Sachsen verfügt über ein beachtliches Biomasseangebot, dessen Erschließung und Nutzung für die Steigerung der regionalen Wertschöpfung sehr interessant ist. Wie auch schon in anderen Teilen Deutschlands streben sächsische Gemeinden oder ganze Regionen damit eine von fossilen Energieträgern unabhängige Energieversorgung an. Die sächsische Bioenergiebranche deckt prinzipiell alle Bereiche der energetischen Nutzung von Biomasse ab (feste Biomasse, Pflanzenöl, Biogas, Biokraftstoffe). Bei diesen Unternehmen handelt es sich vornehmlich um kleine und mittlere Unternehmen aus den Bereichen Anlagenplanung, -errichtung und um Biomasseerzeuger.

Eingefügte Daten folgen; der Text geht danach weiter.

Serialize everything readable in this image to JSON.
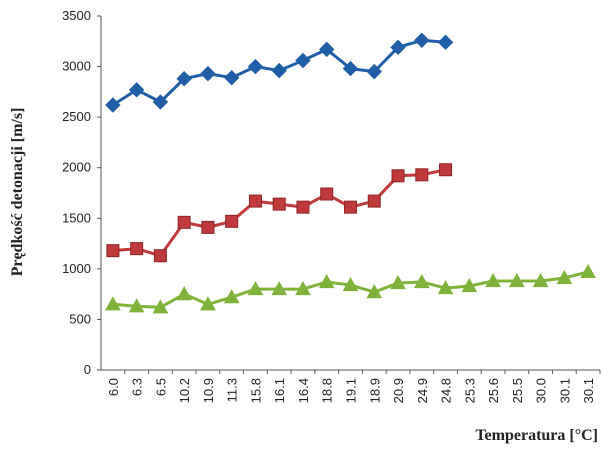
{
  "chart_data": {
    "type": "line",
    "title": "",
    "xlabel": "Temperatura [°C]",
    "ylabel": "Prędkość detonacji [m/s]",
    "ylim": [
      0,
      3500
    ],
    "yticks": [
      "0",
      "500",
      "1000",
      "1500",
      "2000",
      "2500",
      "3000",
      "3500"
    ],
    "categories": [
      "6.0",
      "6.3",
      "6.5",
      "10.2",
      "10.9",
      "11.3",
      "15.8",
      "16.1",
      "16.4",
      "18.8",
      "19.1",
      "18.9",
      "20.9",
      "24.9",
      "24.8",
      "25.3",
      "25.6",
      "25.5",
      "30.0",
      "30.1",
      "30.1"
    ],
    "grid": false,
    "legend": "none",
    "series": [
      {
        "marker": "diamond",
        "color": "#1f5fa8",
        "values": [
          2620,
          2770,
          2650,
          2880,
          2930,
          2890,
          3000,
          2960,
          3060,
          3170,
          2980,
          2950,
          3190,
          3260,
          3240,
          null,
          null,
          null,
          null,
          null,
          null
        ]
      },
      {
        "marker": "square",
        "color": "#c0393b",
        "values": [
          1180,
          1200,
          1130,
          1460,
          1410,
          1470,
          1670,
          1640,
          1610,
          1740,
          1610,
          1670,
          1920,
          1930,
          1980,
          null,
          null,
          null,
          null,
          null,
          null
        ]
      },
      {
        "marker": "triangle",
        "color": "#7fb23a",
        "values": [
          650,
          630,
          620,
          750,
          650,
          720,
          800,
          800,
          800,
          870,
          840,
          770,
          860,
          870,
          810,
          830,
          880,
          880,
          880,
          910,
          970
        ]
      }
    ]
  }
}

Mit dem Deutschen Biomasseforschungszentrum und zahlreichen universitären Forschungsstätten sowie innovativen Unternehmen besitzt Sachsen eine sehr gute Forschungsinfrastruktur. Forschungs- und Entwicklungsbedarf besteht vor allem noch:
- bei den Vergasungstechnologien,
- bei Effizienzsteigerungen, z. B. durch die Aufbereitung von nachwachsenden Rohstoffen oder der Vergasung von Gärresten,
- bei Verbrennungsprozessen insbesondere fester Biomasse und
- bei kleinen Lösungen wie dem Mini-Blockheizkraftwerk oder Kleinstmotoren.
- Die Nutzung von Biogas zur kommerziellen Stromerzeugung in Stirlingmotoren, Mikrogasturbinen und Brennstoffzellen befindet sich noch weitestgehend in der Entwicklungs- oder Prototypenphase.
Neben der weit verbreiteten direkten energetischen Biomassenutzung gewinnt zunehmend die Einspeisung von Biogas in das Erdgasnetz an Bedeutung. Dies stellt somit auch einen interessanten Markt für den sächsischen Maschinen- und Anlagenbau dar.